31 Rauch J. E. (1991). Modelling the informal sector formally, Journal of Development Economics, 35 (1), pp. 33‐
47.
niveau du prix conduit alors à ce que l’on nomme la « malédiction de Bertrand », i.e. les entreprises choisissent de frauder alors même que ce choix n’améliore pas leur situation.
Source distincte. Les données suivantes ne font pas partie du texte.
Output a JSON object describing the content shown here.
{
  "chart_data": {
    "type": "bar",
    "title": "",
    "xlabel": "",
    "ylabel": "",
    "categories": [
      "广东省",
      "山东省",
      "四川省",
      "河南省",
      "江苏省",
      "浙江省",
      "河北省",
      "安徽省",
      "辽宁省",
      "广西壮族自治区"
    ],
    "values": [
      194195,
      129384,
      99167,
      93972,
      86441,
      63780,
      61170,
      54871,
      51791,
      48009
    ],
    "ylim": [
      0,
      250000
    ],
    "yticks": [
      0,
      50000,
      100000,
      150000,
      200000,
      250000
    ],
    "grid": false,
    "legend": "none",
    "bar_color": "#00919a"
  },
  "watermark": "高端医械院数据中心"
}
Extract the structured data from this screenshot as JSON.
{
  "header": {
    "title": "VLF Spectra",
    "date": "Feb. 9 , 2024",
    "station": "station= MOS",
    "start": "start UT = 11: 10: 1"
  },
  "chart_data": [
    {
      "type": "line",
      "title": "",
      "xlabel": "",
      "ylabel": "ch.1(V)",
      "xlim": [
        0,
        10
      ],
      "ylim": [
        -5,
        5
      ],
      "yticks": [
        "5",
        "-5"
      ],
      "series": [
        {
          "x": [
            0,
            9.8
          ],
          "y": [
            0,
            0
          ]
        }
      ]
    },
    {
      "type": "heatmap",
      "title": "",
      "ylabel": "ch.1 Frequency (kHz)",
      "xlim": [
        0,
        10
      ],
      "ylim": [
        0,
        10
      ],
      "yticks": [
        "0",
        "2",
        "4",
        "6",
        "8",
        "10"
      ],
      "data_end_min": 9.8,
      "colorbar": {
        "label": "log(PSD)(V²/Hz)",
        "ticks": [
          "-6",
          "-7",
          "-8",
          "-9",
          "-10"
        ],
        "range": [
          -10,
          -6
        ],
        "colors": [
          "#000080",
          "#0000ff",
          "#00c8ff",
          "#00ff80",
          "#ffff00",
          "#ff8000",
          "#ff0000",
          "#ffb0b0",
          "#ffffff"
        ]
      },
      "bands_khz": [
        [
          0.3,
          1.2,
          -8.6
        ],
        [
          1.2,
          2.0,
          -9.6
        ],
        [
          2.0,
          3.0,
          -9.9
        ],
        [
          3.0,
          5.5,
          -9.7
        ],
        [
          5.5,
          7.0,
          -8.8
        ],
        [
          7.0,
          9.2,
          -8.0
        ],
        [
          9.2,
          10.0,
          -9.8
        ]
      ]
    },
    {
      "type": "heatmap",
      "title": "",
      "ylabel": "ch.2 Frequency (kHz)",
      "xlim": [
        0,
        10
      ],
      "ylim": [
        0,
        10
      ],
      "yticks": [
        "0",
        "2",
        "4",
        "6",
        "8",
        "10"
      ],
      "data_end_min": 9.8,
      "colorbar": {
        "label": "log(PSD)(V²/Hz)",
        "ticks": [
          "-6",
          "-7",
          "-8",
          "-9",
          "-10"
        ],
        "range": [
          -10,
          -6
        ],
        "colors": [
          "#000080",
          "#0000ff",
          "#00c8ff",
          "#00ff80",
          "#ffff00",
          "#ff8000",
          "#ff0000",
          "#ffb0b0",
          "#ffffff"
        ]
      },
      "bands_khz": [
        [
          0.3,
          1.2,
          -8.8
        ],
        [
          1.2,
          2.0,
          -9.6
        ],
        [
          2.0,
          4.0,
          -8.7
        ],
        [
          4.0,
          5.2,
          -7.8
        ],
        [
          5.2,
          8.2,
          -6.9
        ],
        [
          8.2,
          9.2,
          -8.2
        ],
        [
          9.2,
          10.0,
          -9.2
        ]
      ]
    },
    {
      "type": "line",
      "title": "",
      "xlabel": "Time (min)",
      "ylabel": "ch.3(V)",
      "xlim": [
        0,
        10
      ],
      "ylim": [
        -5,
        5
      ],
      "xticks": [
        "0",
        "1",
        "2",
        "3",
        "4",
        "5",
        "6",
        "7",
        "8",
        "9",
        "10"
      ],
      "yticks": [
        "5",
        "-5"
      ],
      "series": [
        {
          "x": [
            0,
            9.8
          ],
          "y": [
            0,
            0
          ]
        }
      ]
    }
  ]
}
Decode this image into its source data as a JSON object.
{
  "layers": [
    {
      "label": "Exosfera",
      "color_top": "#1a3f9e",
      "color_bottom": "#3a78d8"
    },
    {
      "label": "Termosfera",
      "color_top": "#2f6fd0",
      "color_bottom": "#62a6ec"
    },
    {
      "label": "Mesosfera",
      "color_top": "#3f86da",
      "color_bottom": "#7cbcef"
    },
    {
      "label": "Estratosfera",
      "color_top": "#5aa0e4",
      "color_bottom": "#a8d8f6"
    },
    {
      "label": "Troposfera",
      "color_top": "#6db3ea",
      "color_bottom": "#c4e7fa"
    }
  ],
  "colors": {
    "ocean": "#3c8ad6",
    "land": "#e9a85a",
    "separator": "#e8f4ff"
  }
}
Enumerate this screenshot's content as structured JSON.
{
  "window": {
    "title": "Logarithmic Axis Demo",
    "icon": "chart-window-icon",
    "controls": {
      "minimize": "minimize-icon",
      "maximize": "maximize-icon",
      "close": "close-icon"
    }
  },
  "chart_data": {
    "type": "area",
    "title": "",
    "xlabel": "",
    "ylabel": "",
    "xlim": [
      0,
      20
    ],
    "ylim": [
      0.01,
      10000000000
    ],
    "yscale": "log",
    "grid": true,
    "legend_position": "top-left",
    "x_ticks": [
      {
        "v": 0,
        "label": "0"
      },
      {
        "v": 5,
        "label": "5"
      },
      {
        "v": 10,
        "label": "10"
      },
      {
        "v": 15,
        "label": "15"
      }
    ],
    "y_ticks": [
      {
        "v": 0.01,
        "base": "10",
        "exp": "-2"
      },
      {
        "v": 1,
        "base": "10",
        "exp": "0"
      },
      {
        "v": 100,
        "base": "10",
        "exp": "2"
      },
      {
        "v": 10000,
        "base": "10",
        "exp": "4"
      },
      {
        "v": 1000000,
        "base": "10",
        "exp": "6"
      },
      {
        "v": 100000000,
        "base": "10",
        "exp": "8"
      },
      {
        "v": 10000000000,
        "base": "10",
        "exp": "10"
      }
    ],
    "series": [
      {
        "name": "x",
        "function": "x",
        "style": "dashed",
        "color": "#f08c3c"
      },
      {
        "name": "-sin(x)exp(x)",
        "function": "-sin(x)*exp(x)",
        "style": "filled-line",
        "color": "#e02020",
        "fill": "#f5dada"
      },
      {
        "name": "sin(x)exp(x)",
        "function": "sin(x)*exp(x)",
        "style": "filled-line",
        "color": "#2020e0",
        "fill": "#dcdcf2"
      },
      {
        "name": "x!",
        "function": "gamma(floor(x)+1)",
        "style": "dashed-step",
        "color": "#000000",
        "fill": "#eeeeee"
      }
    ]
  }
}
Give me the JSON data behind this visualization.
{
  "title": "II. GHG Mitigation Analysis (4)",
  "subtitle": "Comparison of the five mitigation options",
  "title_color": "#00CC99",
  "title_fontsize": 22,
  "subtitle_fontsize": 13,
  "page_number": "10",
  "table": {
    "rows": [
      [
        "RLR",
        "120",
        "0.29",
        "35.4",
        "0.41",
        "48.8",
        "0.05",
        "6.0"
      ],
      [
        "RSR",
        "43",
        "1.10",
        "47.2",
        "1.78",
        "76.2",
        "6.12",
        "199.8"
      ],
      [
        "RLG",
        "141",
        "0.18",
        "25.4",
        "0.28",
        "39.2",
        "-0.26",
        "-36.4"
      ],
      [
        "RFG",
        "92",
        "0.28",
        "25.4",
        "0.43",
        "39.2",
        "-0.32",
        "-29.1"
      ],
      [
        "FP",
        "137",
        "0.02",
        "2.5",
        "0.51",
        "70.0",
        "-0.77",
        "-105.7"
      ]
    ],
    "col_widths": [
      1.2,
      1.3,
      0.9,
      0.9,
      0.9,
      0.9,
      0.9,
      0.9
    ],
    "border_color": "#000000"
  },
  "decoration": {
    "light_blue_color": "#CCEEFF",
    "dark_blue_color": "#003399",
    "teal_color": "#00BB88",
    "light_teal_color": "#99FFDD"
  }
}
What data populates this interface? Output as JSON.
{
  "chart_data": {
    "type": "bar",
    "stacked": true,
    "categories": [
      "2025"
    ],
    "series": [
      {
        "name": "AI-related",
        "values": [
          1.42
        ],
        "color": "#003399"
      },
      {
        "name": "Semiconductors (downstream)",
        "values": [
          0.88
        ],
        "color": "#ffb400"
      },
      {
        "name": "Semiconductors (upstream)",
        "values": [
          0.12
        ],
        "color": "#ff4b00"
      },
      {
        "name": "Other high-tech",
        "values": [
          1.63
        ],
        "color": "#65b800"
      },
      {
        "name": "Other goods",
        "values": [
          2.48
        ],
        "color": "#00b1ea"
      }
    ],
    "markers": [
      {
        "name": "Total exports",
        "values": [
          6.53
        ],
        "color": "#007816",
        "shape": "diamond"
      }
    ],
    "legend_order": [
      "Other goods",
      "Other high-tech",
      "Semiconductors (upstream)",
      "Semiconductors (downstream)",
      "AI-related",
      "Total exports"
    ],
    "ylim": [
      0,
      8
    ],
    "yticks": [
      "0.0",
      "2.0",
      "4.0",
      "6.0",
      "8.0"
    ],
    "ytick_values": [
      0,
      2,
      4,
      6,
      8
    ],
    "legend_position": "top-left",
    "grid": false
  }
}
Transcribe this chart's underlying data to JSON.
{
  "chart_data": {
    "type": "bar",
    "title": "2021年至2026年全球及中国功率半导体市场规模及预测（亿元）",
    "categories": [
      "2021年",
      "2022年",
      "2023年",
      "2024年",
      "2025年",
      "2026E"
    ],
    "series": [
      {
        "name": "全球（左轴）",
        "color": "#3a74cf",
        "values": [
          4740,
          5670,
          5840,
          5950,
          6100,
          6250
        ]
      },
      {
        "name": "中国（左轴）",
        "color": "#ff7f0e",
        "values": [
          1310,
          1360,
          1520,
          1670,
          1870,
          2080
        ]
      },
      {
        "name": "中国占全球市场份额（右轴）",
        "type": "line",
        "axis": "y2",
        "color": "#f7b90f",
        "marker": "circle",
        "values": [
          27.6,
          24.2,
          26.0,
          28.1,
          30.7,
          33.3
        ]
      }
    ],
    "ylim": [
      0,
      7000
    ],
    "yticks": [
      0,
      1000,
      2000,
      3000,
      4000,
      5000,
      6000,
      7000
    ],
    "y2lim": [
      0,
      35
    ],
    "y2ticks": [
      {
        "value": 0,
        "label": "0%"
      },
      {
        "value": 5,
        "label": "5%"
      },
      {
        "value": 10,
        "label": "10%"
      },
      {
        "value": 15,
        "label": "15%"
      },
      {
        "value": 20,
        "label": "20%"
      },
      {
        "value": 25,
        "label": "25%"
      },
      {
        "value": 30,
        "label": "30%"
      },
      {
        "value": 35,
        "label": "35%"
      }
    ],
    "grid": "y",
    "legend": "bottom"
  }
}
Cet effet pervers de la concurrence ne peut être combattu que partiellement. La rentabilité espérée de la fraude reste en effet, en toutes circonstances, un motif suffisant pour conduire les producteurs à s’y livrer. En outre, conformément aux résultats classiques de l’économie industrielle, la collusion tacite permet aux entreprises de maintenir durablement un prix supérieur à celui qui annule les profits. De plus, loin de rétablir la légalité du travail sur le marché, la dénonciation renforce les possibilités de collusion tacite. En effet, lorsque son usage est crédible (i.e. suffisamment peu coûteux) la dénonciation constitue une menace qui facilite la conclusion d’un accord entre les entreprises et s’ajoute aux stratégies de punition traditionnellement considérées dans les analyses consacrées à la collusion. Les producteurs s’appuient alors sur une stratégie de silence collusif, ne faisant usage de la dénonciation que lorsqu’un concurrent cesse de coopérer. Par ailleurs, les programmes de clémence, qui rendent moins coûteux l’exercice de la dénonciation, apparaissent dans ce cadre comme un instrument contre‐productif offrant aux fraudeurs un moyen d’améliorer la rentabilité de la fraude.
Les travaux empiriques en économie expérimentale montrent que l’introduction de clauses de clémence tend à diminuer la collusion et sa stabilité, et se traduisent par un durcissement de la concurrence. Toutefois, le versement de récompenses à la dénonciation tend à être contre‐
productive. En effet, encouragées par la perspective d’obtenir des gains en dénonçant des comportements de fraude, les entreprises ont tendance à conclure davantage d’accords de collusion afin de pouvoir les révéler. En outre, les comportements observés confirment la généralisation de la fraude ainsi que l’élargissement des possibilités de fraude collusive grâce à la dénonciation. La perspective d’encourager la dénonciation ne semble donc pas de nature à pouvoir faire diminuer l’importance du travail dissimulé.
Enfin, lorsqu’offre et demande sont prises en compte simultanément, les analyses mettent en évidence l’effet des variables de politique économique (taux de taxe, niveaux et conditions des transferts sociaux, services publics, etc.) sur le développement de l’économie souterraine et sa relation avec le secteur légal. Dans la littérature théorique, les modèles d’équilibre général appliqués à l’économie souterraine se concentrent soit sur les problèmes liés à la segmentation du marché du travail (écart salarial et chômage notamment), soit sur les effets de la fiscalité et des réglementations et sur l’offre de services publics comme déterminants de la taille de l’économie souterraine.32 Mais, les effets restent ambigus.